И почему я — не мужчина? Я бы точно знала, в какой последовательности улыбаться и хмуриться и как правильно расставлять ударения и варьировать интонации фраз (вспоминается: «Тока не надо ла-ла!» — если немного потренироваться, получается в десяти случаях из десяти). Я бы заучила тысячи сладких слов, которые на письме будут выглядеть тем, что, собственно, она и есть такое на деле — а именно, пустышками.
Ну вот, например, «у тебя такие глаза», «боже мой, почему я не встретил тебя раньше, где ты была?», «ты великолепна, божественна», и даже такие простые и бесхитростные, как «ты сводишь меня с ума».
Я, как женщина, знаю нас, нашу породу изнутри, и отлично представляю, что нам, как правило, надо. Даже не подвигов. Даже не поцелуев. Достаточно одних банальностей. Просто и предсказуемо, как автомат, торгующий кока-колой. Нет ничего легче, чем влюблять женщин. Берусь за сто долларов обучить сложному искусству любого разгильдяя в течение двух дней. Зато науку чисто и без потерь отвязываться от влюбившихся девиц и жен ему никто, боюсь, не преподаст и за десятилетие. Но это разгильдяев, как правило, не пугает.

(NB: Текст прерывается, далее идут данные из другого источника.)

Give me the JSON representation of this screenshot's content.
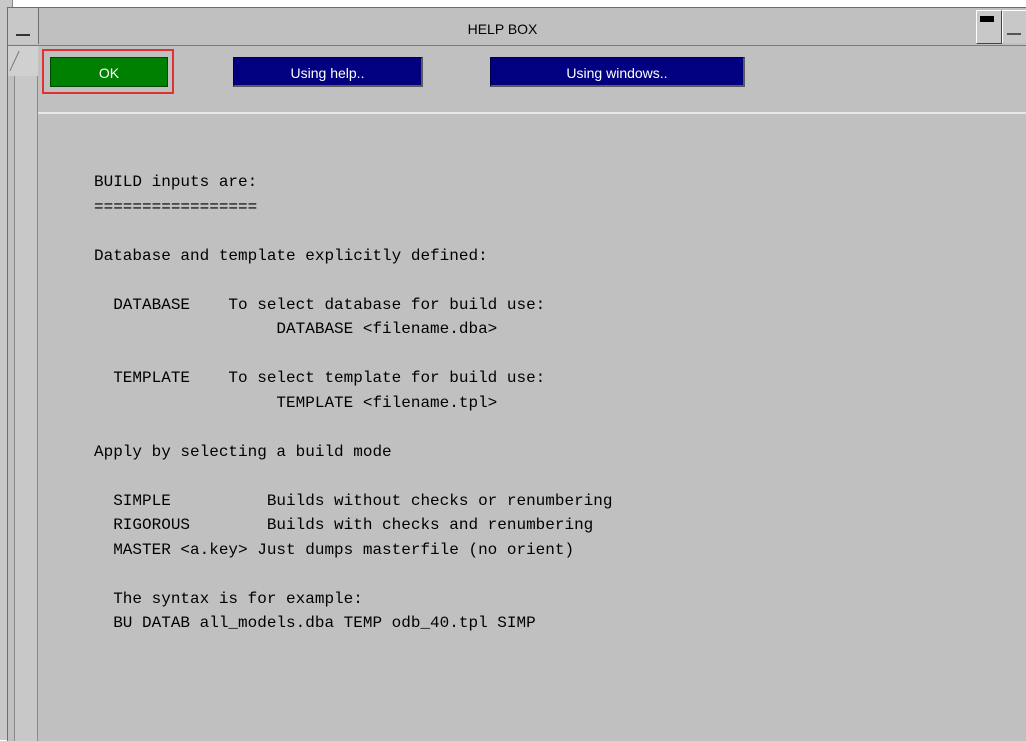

Вот, если бы я была мужчиной, женщины падали бы передо мной, как подкошенные. Ложились бы у моих ног, как снопы. Но, говори я весь этот набор благоглупостей Лере, я, наверняка, не сильно бы погрешила против истины.
Куда легче и спокойнее смотреть на Тоню. Она неяркая, и поэтому у нее гораздо больше шансов.
— Пожалуйста, тарелку картошки, — говорит Тоня Лене-официантке.
— И всё? — удивляюсь я.
— Ну, почему, — мне и снова Лене, — и стакан сока…
Вот теперь — да. Тоня берет тарелку со скромной лужицей картофельного пюре посередине, и занимает место — садится у столика в уютной нише, возле самой двери.
Лера заказывает то же самое.
— Вас не смутит, если я буду свиную отбивную? — говорю я, улыбаясь, и заказываю в свой черед.
Лера вынужденно пожимает плечами, тоже улыбаясь.
У меня своя диета. Я предпочитаю есть. Особенно днём. Особенно мясо. И мне известно, что милые скромницы возмещают недостаток дневных калорий, получаемых в общественной едальне, ночным полным отчаяния жеванием на кухне, когда домашние спят. Ведь молодые тела требуют пищи — чего же естественней?
Пока я азартно, неутомимо, как настоящий хирург, расправляюсь со свиной отбивной в хрустящей панировке (видел бы мой незадачливый спутник, с которым проспали на разных кроватях ночь напролёт!), девки делятся впечатлениями захватывающих трудовых будней.
— У нас столько всего происходит! Мы даже хотели сериал начать снимать. Ну, разумеется, начать надо со сценария. Так и назвать, «Бухгалтерия».
— А что, имел бы кассовый успех.
— Ой, ну просто.
— А на чём строится сюжет? — спрашиваю я.
— У нас три замужних женщины, мы вот двое, и две разведенных. Это будет что-то типа «Секса в большом городе».
— Да. Создать такую блестящую семёрку… Галерею портретов.
— У каждой своя история.
— Ну, не томите, девочки. Расскажите хоть одну.